‘We’re waiting for the llamas to turn up,’ said the lady selling lottery tickets from her car in the supermarket car park. She had accosted the builder boyfriend as he walked by, shouting: ‘I want a word with you! We’re all very worried about what you’re going to be doing to that old house up there…’
The BB assured her we don’t have the money to do anything. Aside from tidying it up, we have no fancy plans, and we like old houses. As for llamas, yes, she had that right in terms of what most English people would be putting on the land. But we had brought our horses.
The good lady seemed reassured and within a few minutes she was selling him a lottery ticket from the village pitch and putt club: weekly members’ private lotto draw, jackpot €500.
Our new house in Ireland is magnificent in its old-world charm, stuffed full of furniture left behind, and religious paintings, because it was once a priest’s house. We cleared what we did not want and called the lady from the local charity shop who was happy to come up and have a cup of tea with us, tell us all the gossip, which was mostly about us, and load boxes of chintzy china, decanters, tea sets and clocks into her car.

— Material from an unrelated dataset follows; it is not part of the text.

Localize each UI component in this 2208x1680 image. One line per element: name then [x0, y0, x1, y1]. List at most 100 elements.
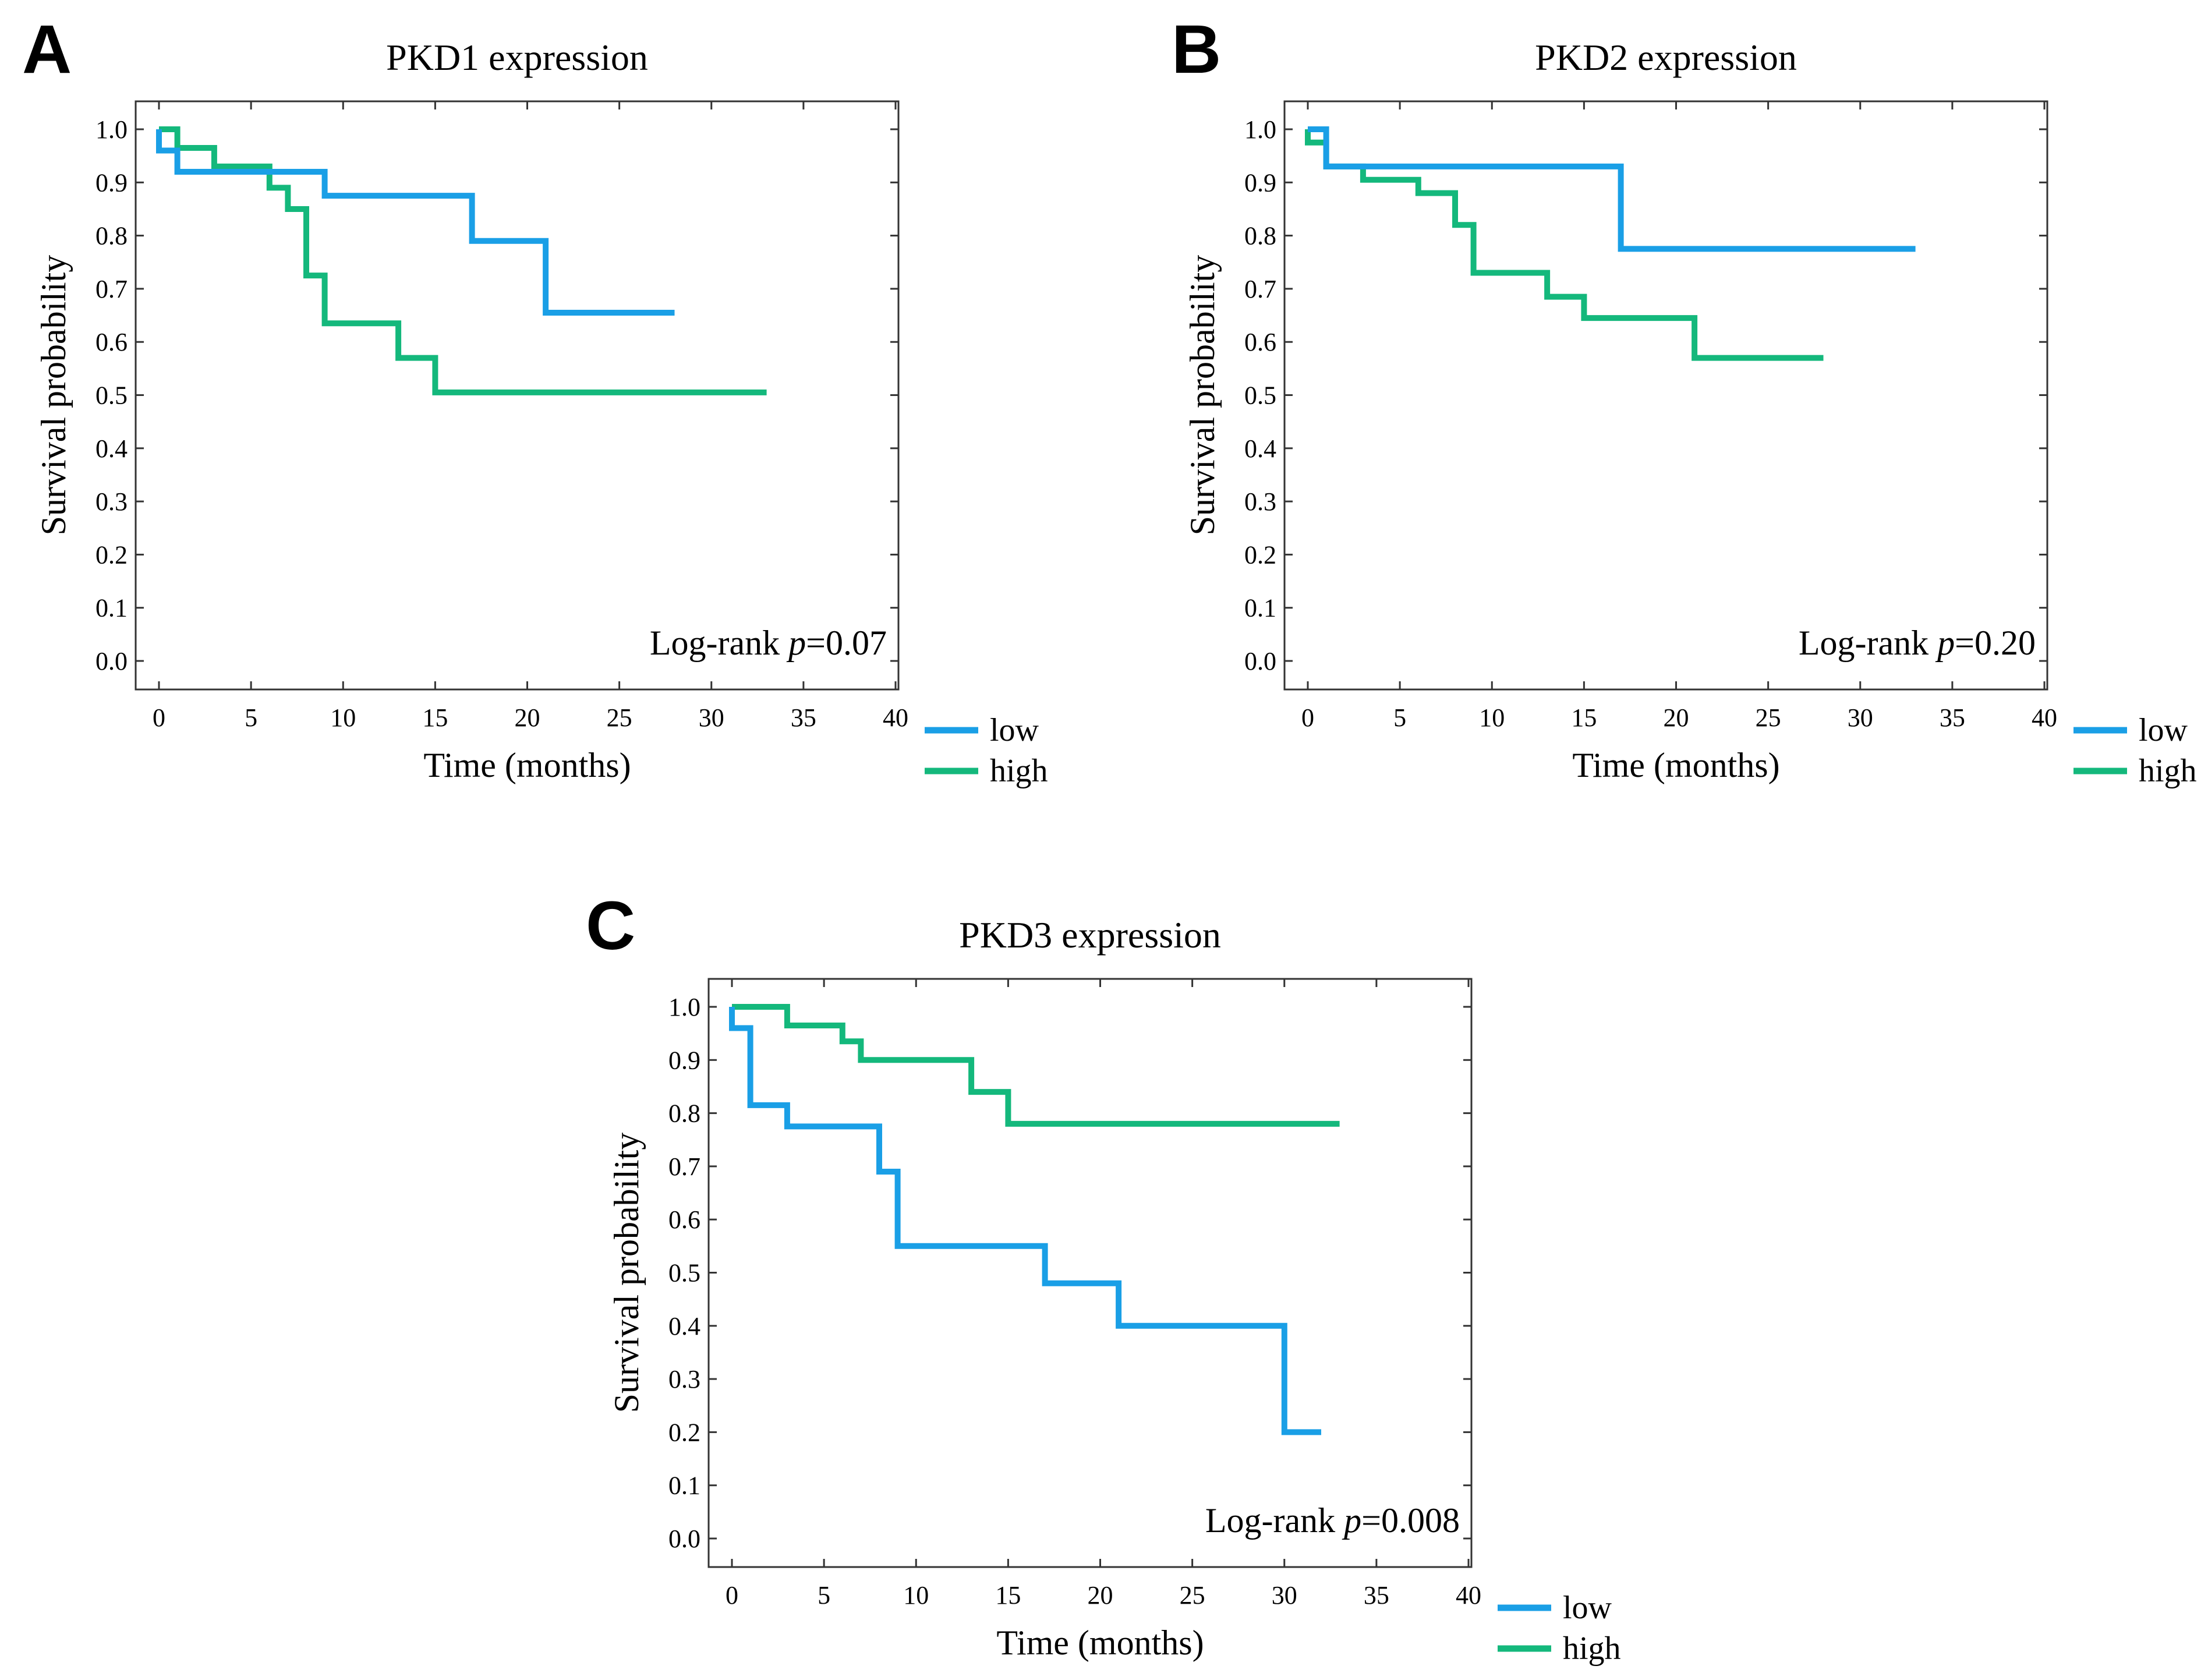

I’ve always said I’ve been house hunting for a place in time, and finally it seemed we had boarded our time machine. Each morning I awake to a view so perfectly pastoral that I fancy someone has fixed a painting to the window pane as I sleep. The hills roll this way and that, a rising sun over the top. On a distant road, a car or tractor can just be made out, driving from one side of the horizon to the other.